Specifically, the costs are related to vehicles that Ford has been unable to ship due to a lack of supply availability. As the company makes a big push to get upwards of 40,000 vehicles out to dealers, it was told by its suppliers that they would have to lay out more money to get all the parts that they need to build those automobiles. This extra $1 billion in supply costs can be directly attributed to inflation.
By dishing out the extra funds, Ford is counting on being able to get substantially more vehicles to dealer lots before the close of 2022. The company is hopeful that it will be able to attain that goal. However, with the supply chain the way that it is, that is something that still remains to be seen.
Ford is not alone in its struggles. Lack of supplies and higher costs have been plaguing the auto industry as a whole for years now. There has been no shortage of headlines related to an utter lack of available vehicles. Rivian is one automaker that is knee-deep in this situation, its backlog of orders has resulted in a waiting list that is more than a year long.

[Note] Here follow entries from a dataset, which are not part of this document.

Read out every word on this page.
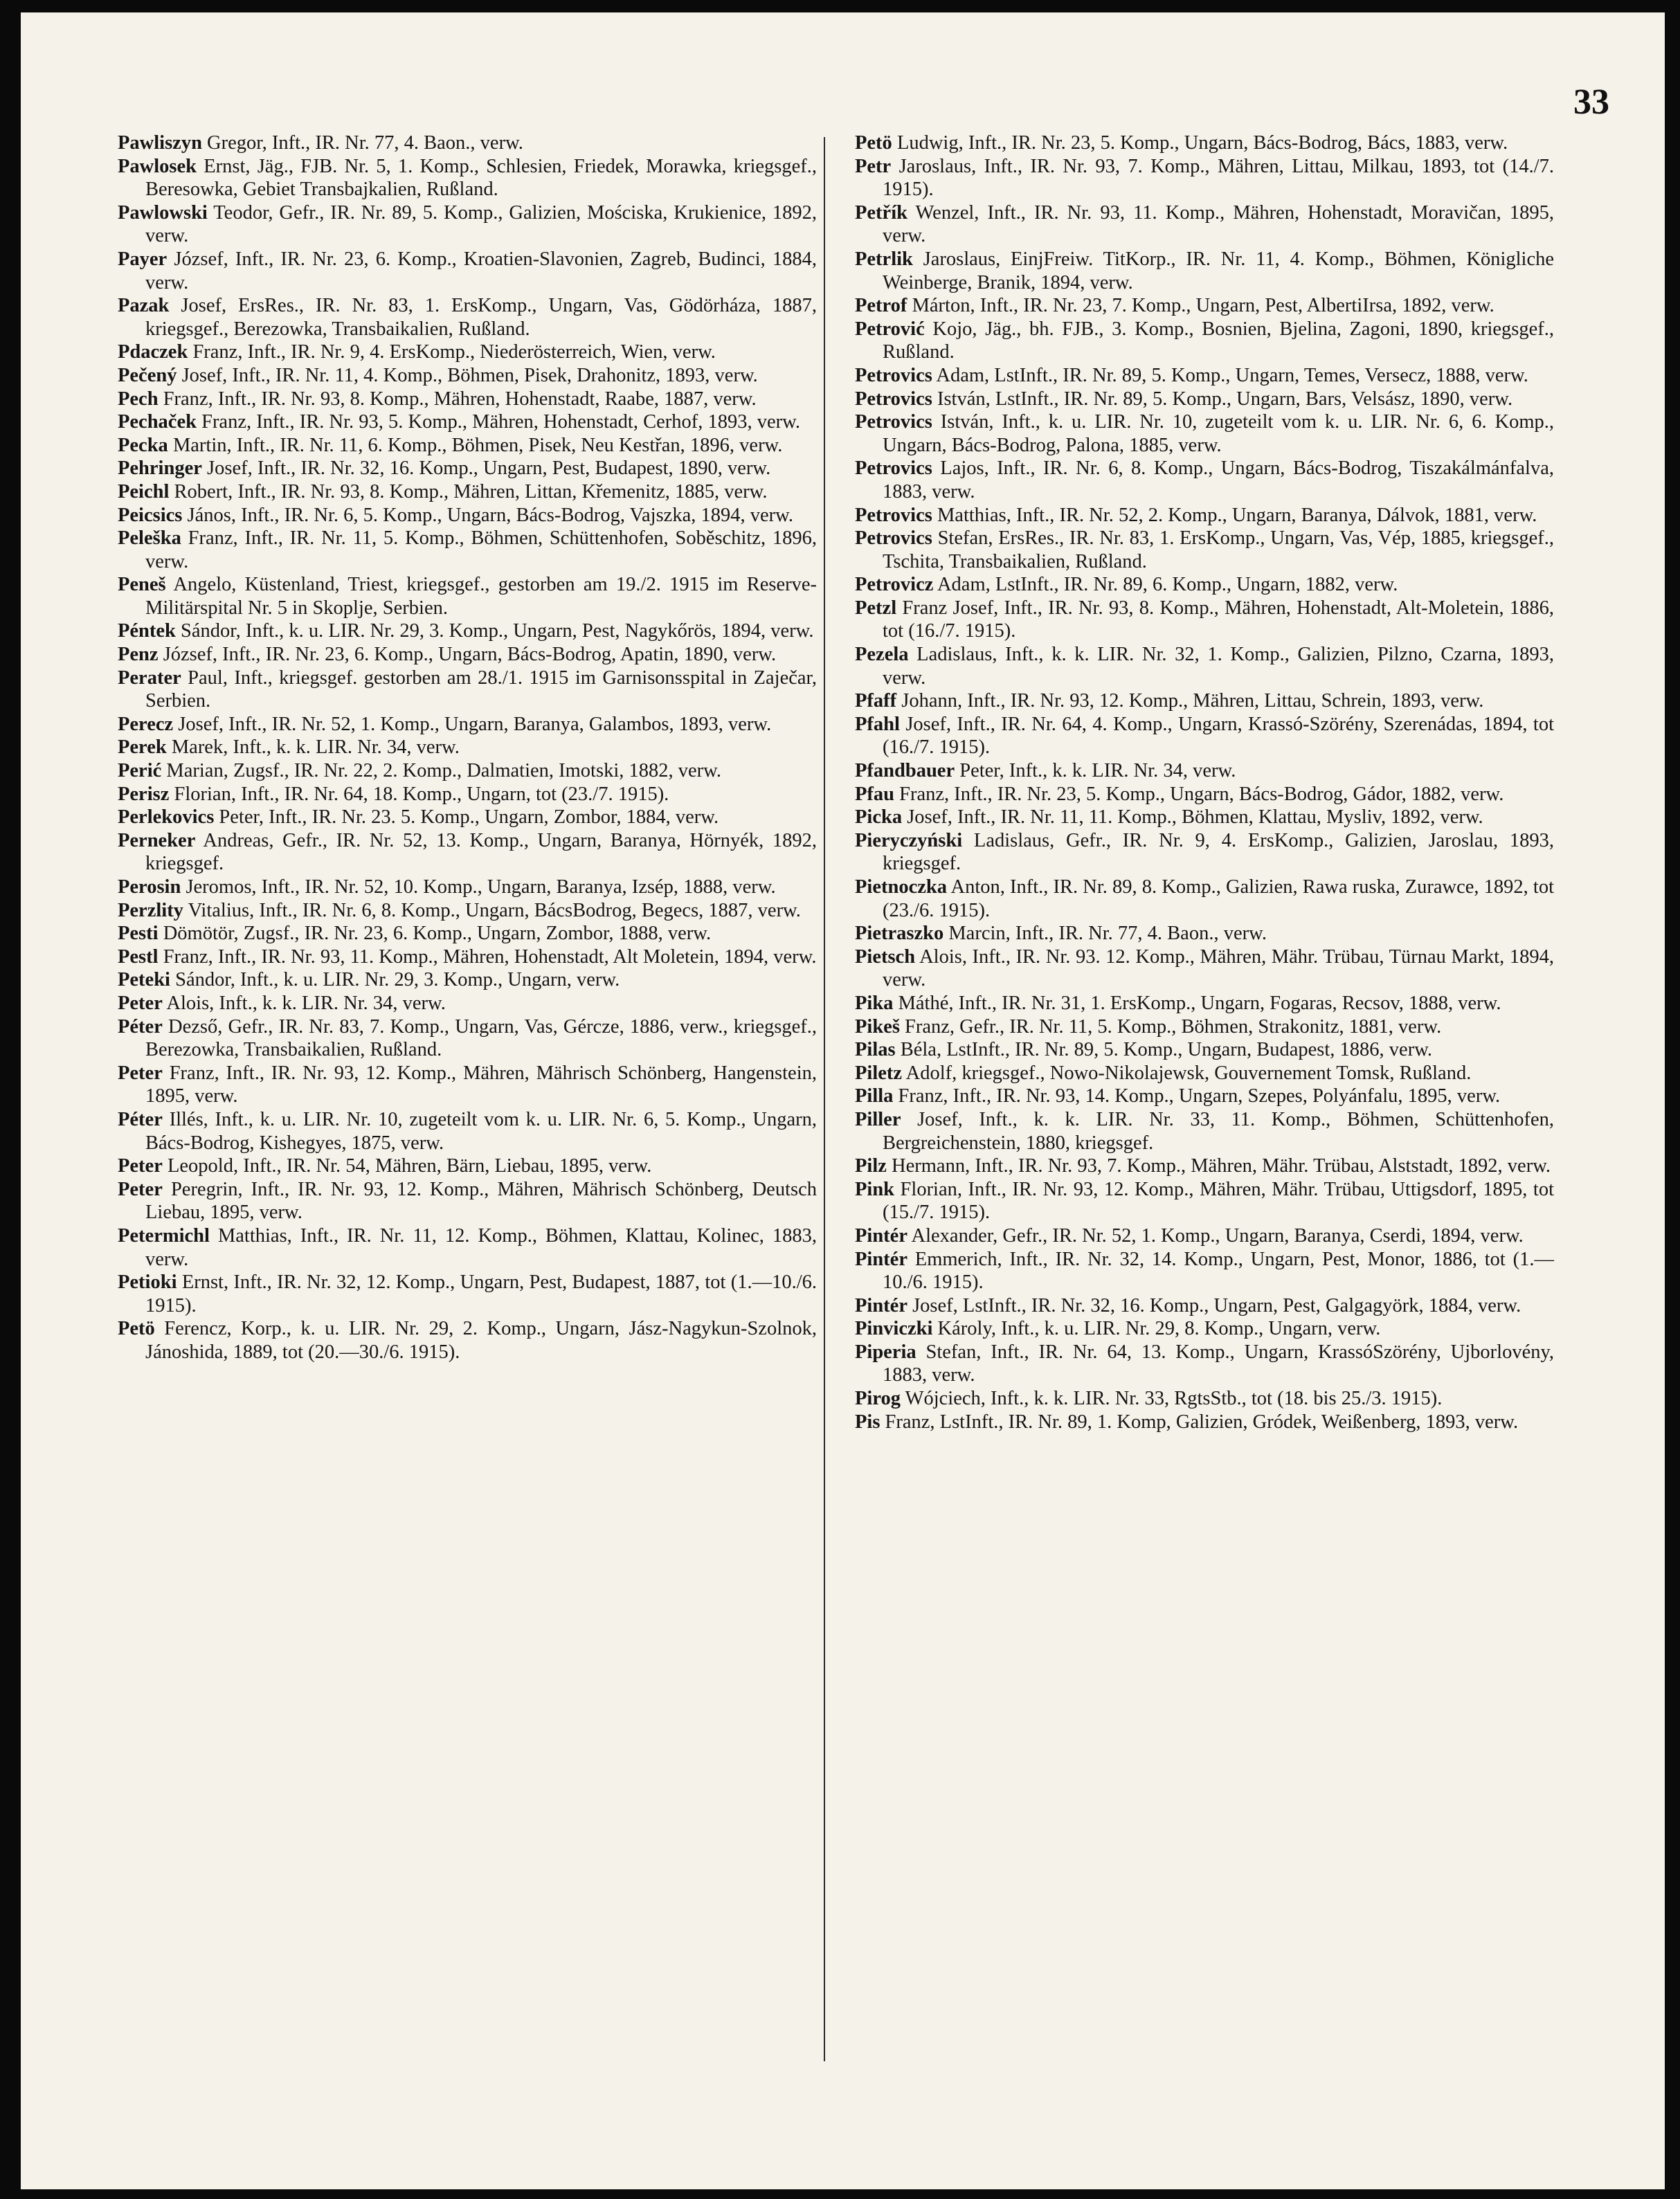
33

Pawliszyn Gregor, Inft., IR. Nr. 77, 4. Baon., verw.

Pawlosek Ernst, Jäg., FJB. Nr. 5, 1. Komp., Schlesien, Friedek, Morawka, kriegsgef., Beresowka, Gebiet Transbajkalien, Rußland.

Pawlowski Teodor, Gefr., IR. Nr. 89, 5. Komp., Galizien, Mościska, Krukienice, 1892, verw.

Payer József, Inft., IR. Nr. 23, 6. Komp., Kroatien-Slavonien, Zagreb, Budinci, 1884, verw.

Pazak Josef, ErsRes., IR. Nr. 83, 1. ErsKomp., Ungarn, Vas, Gödörháza, 1887, kriegsgef., Berezowka, Transbaikalien, Rußland.

Pdaczek Franz, Inft., IR. Nr. 9, 4. ErsKomp., Niederösterreich, Wien, verw.

Pečený Josef, Inft., IR. Nr. 11, 4. Komp., Böhmen, Pisek, Drahonitz, 1893, verw.

Pech Franz, Inft., IR. Nr. 93, 8. Komp., Mähren, Hohenstadt, Raabe, 1887, verw.

Pechaček Franz, Inft., IR. Nr. 93, 5. Komp., Mähren, Hohenstadt, Cerhof, 1893, verw.

Pecka Martin, Inft., IR. Nr. 11, 6. Komp., Böhmen, Pisek, Neu Kestřan, 1896, verw.

Pehringer Josef, Inft., IR. Nr. 32, 16. Komp., Ungarn, Pest, Budapest, 1890, verw.

Peichl Robert, Inft., IR. Nr. 93, 8. Komp., Mähren, Littan, Křemenitz, 1885, verw.

Peicsics János, Inft., IR. Nr. 6, 5. Komp., Ungarn, Bács-Bodrog, Vajszka, 1894, verw.

Peleška Franz, Inft., IR. Nr. 11, 5. Komp., Böhmen, Schüttenhofen, Soběschitz, 1896, verw.

Peneš Angelo, Küstenland, Triest, kriegsgef., gestorben am 19./2. 1915 im Reserve-Militärspital Nr. 5 in Skoplje, Serbien.

Péntek Sándor, Inft., k. u. LIR. Nr. 29, 3. Komp., Ungarn, Pest, Nagykőrös, 1894, verw.

Penz József, Inft., IR. Nr. 23, 6. Komp., Ungarn, Bács-Bodrog, Apatin, 1890, verw.

Perater Paul, Inft., kriegsgef. gestorben am 28./1. 1915 im Garnisonsspital in Zaječar, Serbien.

Perecz Josef, Inft., IR. Nr. 52, 1. Komp., Ungarn, Baranya, Galambos, 1893, verw.

Perek Marek, Inft., k. k. LIR. Nr. 34, verw.

Perić Marian, Zugsf., IR. Nr. 22, 2. Komp., Dalmatien, Imotski, 1882, verw.

Perisz Florian, Inft., IR. Nr. 64, 18. Komp., Ungarn, tot (23./7. 1915).

Perlekovics Peter, Inft., IR. Nr. 23. 5. Komp., Ungarn, Zombor, 1884, verw.

Perneker Andreas, Gefr., IR. Nr. 52, 13. Komp., Ungarn, Baranya, Hörnyék, 1892, kriegsgef.

Perosin Jeromos, Inft., IR. Nr. 52, 10. Komp., Ungarn, Baranya, Izsép, 1888, verw.

Perzlity Vitalius, Inft., IR. Nr. 6, 8. Komp., Ungarn, BácsBodrog, Begecs, 1887, verw.

Pesti Dömötör, Zugsf., IR. Nr. 23, 6. Komp., Ungarn, Zombor, 1888, verw.

Pestl Franz, Inft., IR. Nr. 93, 11. Komp., Mähren, Hohenstadt, Alt Moletein, 1894, verw.

Peteki Sándor, Inft., k. u. LIR. Nr. 29, 3. Komp., Ungarn, verw.

Peter Alois, Inft., k. k. LIR. Nr. 34, verw.

Péter Dezső, Gefr., IR. Nr. 83, 7. Komp., Ungarn, Vas, Gércze, 1886, verw., kriegsgef., Berezowka, Transbaikalien, Rußland.

Peter Franz, Inft., IR. Nr. 93, 12. Komp., Mähren, Mährisch Schönberg, Hangenstein, 1895, verw.

Péter Illés, Inft., k. u. LIR. Nr. 10, zugeteilt vom k. u. LIR. Nr. 6, 5. Komp., Ungarn, Bács-Bodrog, Kishegyes, 1875, verw.

Peter Leopold, Inft., IR. Nr. 54, Mähren, Bärn, Liebau, 1895, verw.

Peter Peregrin, Inft., IR. Nr. 93, 12. Komp., Mähren, Mährisch Schönberg, Deutsch Liebau, 1895, verw.

Petermichl Matthias, Inft., IR. Nr. 11, 12. Komp., Böhmen, Klattau, Kolinec, 1883, verw.

Petioki Ernst, Inft., IR. Nr. 32, 12. Komp., Ungarn, Pest, Budapest, 1887, tot (1.—10./6. 1915).

Petö Ferencz, Korp., k. u. LIR. Nr. 29, 2. Komp., Ungarn, Jász-Nagykun-Szolnok, Jánoshida, 1889, tot (20.—30./6. 1915).

Petö Ludwig, Inft., IR. Nr. 23, 5. Komp., Ungarn, Bács-Bodrog, Bács, 1883, verw.

Petr Jaroslaus, Inft., IR. Nr. 93, 7. Komp., Mähren, Littau, Milkau, 1893, tot (14./7. 1915).

Petřík Wenzel, Inft., IR. Nr. 93, 11. Komp., Mähren, Hohenstadt, Moravičan, 1895, verw.

Petrlik Jaroslaus, EinjFreiw. TitKorp., IR. Nr. 11, 4. Komp., Böhmen, Königliche Weinberge, Branik, 1894, verw.

Petrof Márton, Inft., IR. Nr. 23, 7. Komp., Ungarn, Pest, AlbertiIrsa, 1892, verw.

Petrović Kojo, Jäg., bh. FJB., 3. Komp., Bosnien, Bjelina, Zagoni, 1890, kriegsgef., Rußland.

Petrovics Adam, LstInft., IR. Nr. 89, 5. Komp., Ungarn, Temes, Versecz, 1888, verw.

Petrovics István, LstInft., IR. Nr. 89, 5. Komp., Ungarn, Bars, Velsász, 1890, verw.

Petrovics István, Inft., k. u. LIR. Nr. 10, zugeteilt vom k. u. LIR. Nr. 6, 6. Komp., Ungarn, Bács-Bodrog, Palona, 1885, verw.

Petrovics Lajos, Inft., IR. Nr. 6, 8. Komp., Ungarn, Bács-Bodrog, Tiszakálmánfalva, 1883, verw.

Petrovics Matthias, Inft., IR. Nr. 52, 2. Komp., Ungarn, Baranya, Dálvok, 1881, verw.

Petrovics Stefan, ErsRes., IR. Nr. 83, 1. ErsKomp., Ungarn, Vas, Vép, 1885, kriegsgef., Tschita, Transbaikalien, Rußland.

Petrovicz Adam, LstInft., IR. Nr. 89, 6. Komp., Ungarn, 1882, verw.

Petzl Franz Josef, Inft., IR. Nr. 93, 8. Komp., Mähren, Hohenstadt, Alt-Moletein, 1886, tot (16./7. 1915).

Pezela Ladislaus, Inft., k. k. LIR. Nr. 32, 1. Komp., Galizien, Pilzno, Czarna, 1893, verw.

Pfaff Johann, Inft., IR. Nr. 93, 12. Komp., Mähren, Littau, Schrein, 1893, verw.

Pfahl Josef, Inft., IR. Nr. 64, 4. Komp., Ungarn, Krassó-Szörény, Szerenádas, 1894, tot (16./7. 1915).

Pfandbauer Peter, Inft., k. k. LIR. Nr. 34, verw.

Pfau Franz, Inft., IR. Nr. 23, 5. Komp., Ungarn, Bács-Bodrog, Gádor, 1882, verw.

Picka Josef, Inft., IR. Nr. 11, 11. Komp., Böhmen, Klattau, Mysliv, 1892, verw.

Pieryczyński Ladislaus, Gefr., IR. Nr. 9, 4. ErsKomp., Galizien, Jaroslau, 1893, kriegsgef.

Pietnoczka Anton, Inft., IR. Nr. 89, 8. Komp., Galizien, Rawa ruska, Zurawce, 1892, tot (23./6. 1915).

Pietraszko Marcin, Inft., IR. Nr. 77, 4. Baon., verw.

Pietsch Alois, Inft., IR. Nr. 93. 12. Komp., Mähren, Mähr. Trübau, Türnau Markt, 1894, verw.

Pika Máthé, Inft., IR. Nr. 31, 1. ErsKomp., Ungarn, Fogaras, Recsov, 1888, verw.

Pikeš Franz, Gefr., IR. Nr. 11, 5. Komp., Böhmen, Strakonitz, 1881, verw.

Pilas Béla, LstInft., IR. Nr. 89, 5. Komp., Ungarn, Budapest, 1886, verw.

Piletz Adolf, kriegsgef., Nowo-Nikolajewsk, Gouvernement Tomsk, Rußland.

Pilla Franz, Inft., IR. Nr. 93, 14. Komp., Ungarn, Szepes, Polyánfalu, 1895, verw.

Piller Josef, Inft., k. k. LIR. Nr. 33, 11. Komp., Böhmen, Schüttenhofen, Bergreichenstein, 1880, kriegsgef.

Pilz Hermann, Inft., IR. Nr. 93, 7. Komp., Mähren, Mähr. Trübau, Alststadt, 1892, verw.

Pink Florian, Inft., IR. Nr. 93, 12. Komp., Mähren, Mähr. Trübau, Uttigsdorf, 1895, tot (15./7. 1915).

Pintér Alexander, Gefr., IR. Nr. 52, 1. Komp., Ungarn, Baranya, Cserdi, 1894, verw.

Pintér Emmerich, Inft., IR. Nr. 32, 14. Komp., Ungarn, Pest, Monor, 1886, tot (1.—10./6. 1915).

Pintér Josef, LstInft., IR. Nr. 32, 16. Komp., Ungarn, Pest, Galgagyörk, 1884, verw.

Pinviczki Károly, Inft., k. u. LIR. Nr. 29, 8. Komp., Ungarn, verw.

Piperia Stefan, Inft., IR. Nr. 64, 13. Komp., Ungarn, KrassóSzörény, Ujborlovény, 1883, verw.

Pirog Wójciech, Inft., k. k. LIR. Nr. 33, RgtsStb., tot (18. bis 25./3. 1915).

Pis Franz, LstInft., IR. Nr. 89, 1. Komp, Galizien, Gródek, Weißenberg, 1893, verw.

Moreover, Ford’s announcement that it is expecting to incur $1 billion in extra production costs comes just as the company is asking dealers to partner with them in their EV-related pursuits. Earlier this year, Ford announced that it would be splitting its company in two. One side would focus solely on producing EVs while the other would continue to crank out vehicles with internal combustion engines.
Now, aligning with their previously stated EV-selling intentions, Ford is asking dealers to become “electric vehicle certified” by making an upfront investment starting at $500,000. Dealers who choose to do so will be shipped Ford EVs like the F-150 Lighting and Mustang Mach-E to sell on their lots. Ford hopes to reach more potential buyers by partnering with dealers and forgoing Tesla’s direct-to-consumer approach.
All things considered, Ford is in a pretty solid place right now. Even despite its predicted increase in expenditures, Ford is in a perfect position to make that money back. Partnering with dealers in addition to the immense amount of public interest surrounding their F-150 Lightning puts the company in a perfect position to sell its vehicles.